Shared space in the UK has been mostly promoted by the architect Ben Hamilton-Baillie, who seems to have made it his trademark. According to a BBC news story on shared space in Ashford, Kent, where pedestrians have complained that the new design leaves them feeling exposed when crossing the shared space roads:
Ben Hamilton-Baillie, the architect behind the scheme, said the point of the shared space was so that pedestrians and drivers interacted and negotiated for space and right of way.
He said that although that may not be easy or comfortable for the pedestrian it did appear to work.
"So far it looks as if there has been a significant drop, particularly in more serious accidents, maybe as much as 75%," he said."That doesn't necessarily translate into how people feel when they cross the street, but the reduction in speed has been the most important single element in transforming what was an unattractive concrete collar surrounding Ashford into a civilised part of the town centre itself."I beg your pardon? Shared space "may not be easy of comfortable for the pedestrian"? I though that it was supposed to benefit pedestrians! I though it was supposed to give them more freedom! I thought that was the whole idea of it, Mr Hamilton-Baillie!
I can't understand what the point of shared space is supposed to be. The benefits claimed for it seem to be illusory, as Hamilton-Baillie's words, if accurately quoted, seem to confirm. What are the actual better outcomes of shared space as opposed to segregation? Hamilton-Bailie here seems to retreat from any idea that shared space should feel pleasant for vulnerable road-users, to a claim about merely reducing casualties, and a claim that what he has created is somehow more "civilised" than what used to exist. I have heard this word used before by a shared space adherent, it is a favourite word of theirs: geographer John Adams used it once in Camden. It is meaningless, an expression of mere personal aesthetic preference or prejudice. How is this Ashford design "civilised"?

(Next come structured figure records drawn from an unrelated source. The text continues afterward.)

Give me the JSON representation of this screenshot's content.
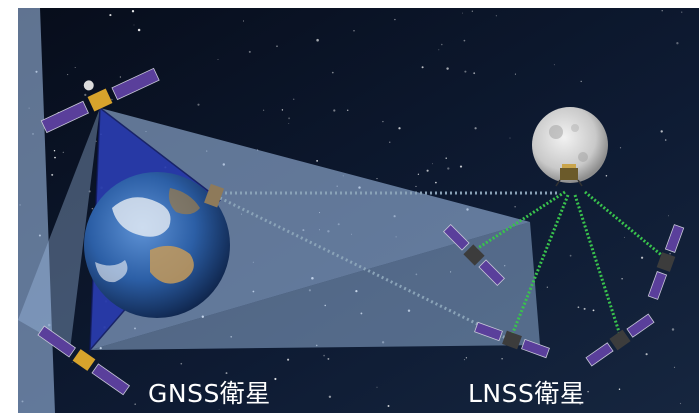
{
  "labels": {
    "gnss": "GNSS衛星",
    "lnss": "LNSS衛星"
  },
  "colors": {
    "space": "#0b1424",
    "beam": "#a9c9f2",
    "gnss_triangle": "#1d2fa8",
    "signal_link": "#39c24d",
    "relay_link": "#8aa3b8"
  },
  "icons": {
    "earth": "earth-icon",
    "moon": "moon-icon",
    "satellite": "satellite-icon",
    "lander": "lunar-lander-icon"
  }
}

If pedestrians feel uncomfortable and unsafe, as they seem to feel in the Ashford shared space, then they will avoid it, and they will avoid crossing the road there (and particularly vulnerable people like the blind, disabled and elderly will avoid crossing the road there), and so casualty figures might well go down. But that's the easiest way to reduce casualties, and the worst: just frighten the vulnerable away, those who are most likely to have accidents, just exclude the non-motorised, not by law, but through intimidation. That seems to be the British version of Sustainable Safety: a kind of quasi-voluntary apartheid.
You see this in UK cycle route engineering as well: you build something so fantastically dangerous that few people on a bike will ever use it, so there cannot be many cycling casualties, because there are few cyclists, and the safety record for cyclists looks good. Something like this, a crazy cycle crossing of a motorway-type road in the Bikeless Borough of Barnet, North London, which has only ever killed one cyclist, and frightened most of the rest of them away. A good safety record: British-style Sustainable Safety in action.